Сам Данилов не успел съесть вторую порцию, что для него было нетипично. Но не от страха, естественно.
— Олег проводит гостей в их комнаты, — продолжал председатель, постукивая по столу костяшками пальцев, — Александр, сопроводите даму, она хотела посмотреть город. Покажите ей достопримечательности. А мы с Иваном Иванычем задержимся и потолкуем о местной геополитике.
— Перед вами церковь Вознесения Господня, — объявил Данилов, когда они подошли к городскому храму. — Когда-нибудь тут будет кафедральный собор из камня и мрамора размером со Святую Софию. По крайней мере мой босс так хочет. Он говорит, что мы теперь Четвертый Рим, и вся история цивилизации будет определяться нами.
«Боже мой, — Данилов чуть не заткнул себе рот. — Не то, не то! Такие вещи должны казаться ей ужасным занудством. Но что тогда говорить?».
— История? — усмехнулась Алиса. — По-моему, гораздо интереснее наша личная история. А ваш лидер… странный он. Я это хорошо чувствую. Смотрит на всех так, будто ждет, что ему нож в спину воткнут.
— Он не всегда был такой. Что-то случилось с ним… в последние два месяца. Я думаю, все люди, потерявшие свой мир, ищут твердую землю, чтоб было на чем стоять. Так он нашел бога. Иисус любит его, да, не смейся. Если бы он увидел, что у тебя на шее оберег, а не животворящий крест, он бы из тебя святой водой начал демонов изгонять.
Оберег Саша разглядел во всех подробностях.
«Боже мой, я проговорился».
Но она или не заметила, или не подала виду, только засмеялась его шутке.
— А еще он и ищет фундамент, на котором можно было бы строить будущее. Вот только какое оно будет? Мы столько зла наворотили, что я уже заблудился, где черное, а где белое, — сказал Данилов, глядя на небо, где ветер гонял последние облачка. Один из последних ясных дней. Очень скоро снег выпадет уже окончательно.
— Ты слышал про «Книгу перемен»? — спросила вдруг она.
— Немного. У меня был товарищ, даосист. Но сам я мало понимаю в восточных практиках. — «И даже не читал один важный древнеиндийский трактат», — Это как-то связано с гаданием?
— С устройством мира. А гадание — только одно из применений. Так вот, у европейцев мир — это белое или черное. В разных пропорциях. Китайская «И цзин» говорит, что белое станет черным, а черное белым. Но индийская модель мне кажется более точной. Белое и есть черное. Инь и ян переходят друг в друга каждую секунду на наших глазах, но на самом деле они есть одно. Дай мне свою руку, пожалуйста.
Костеря себя, что не предложил помощи сам, Данилов помог ей перейти по доске через вырытую коммунальщиками Бурлюка траншею.
Какое-то время они шли рядом и по ту сторону маленькой пропасти, рука об руку. В ушах у них были наушники от айпада — по одному у каждого.
Их встреча не могла быть случайной, подумал он. Незнакомая музыка, которая была у нее на карте памяти, успокаивала его, как гипноз.
— А ты лечишь наложением рук? — спросил он, когда плей-лист закончился. Он сам не заметил, как перешел на «ты». — Можешь исцелять душевные раны?

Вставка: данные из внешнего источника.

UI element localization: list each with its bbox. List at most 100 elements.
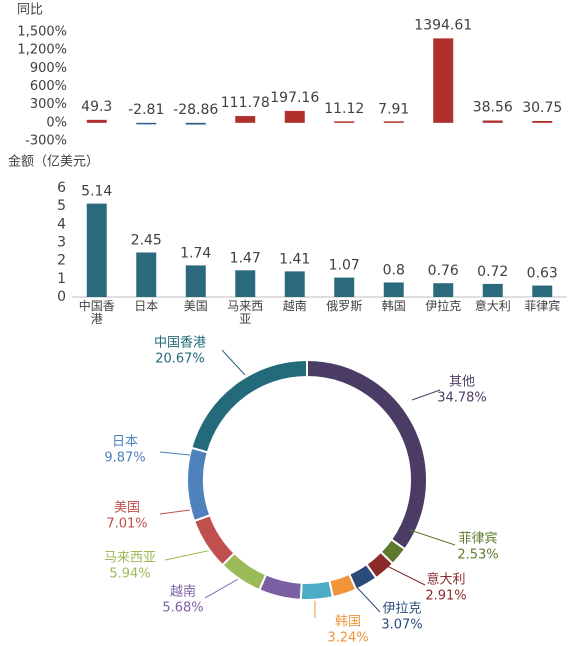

Они уже отошли далеко от центра, делая круг мимо агропромышленных предприятий Заринска. Деревья были одеты желтой и оранжевой листвой, а за ними прятались молокозавод, мясокомбинат, а чуть дальше — птицефабрики и свинофермы. Все они были заброшены. Все поголовье животных Мазаев держал у себя под боком в поместье.
Данилов начал уставать, а Алиса даже не выказывала признаков утомления, как будто была двужильной.
— Нет, — покачала красивой головой она. — Бабка умела. Прапрабабка тоже. У нас дар передается через два поколения по женской линии. А я умею только делать людям больно. Я умею только раны наносить.
— Надо же. И в этом мы очень похожи.
Данилов чувствовал, что под внешним бархатом она сделана из стали, или из какого-то другого металла, немного пластичного, но с абсолютной прочностью на разрыв.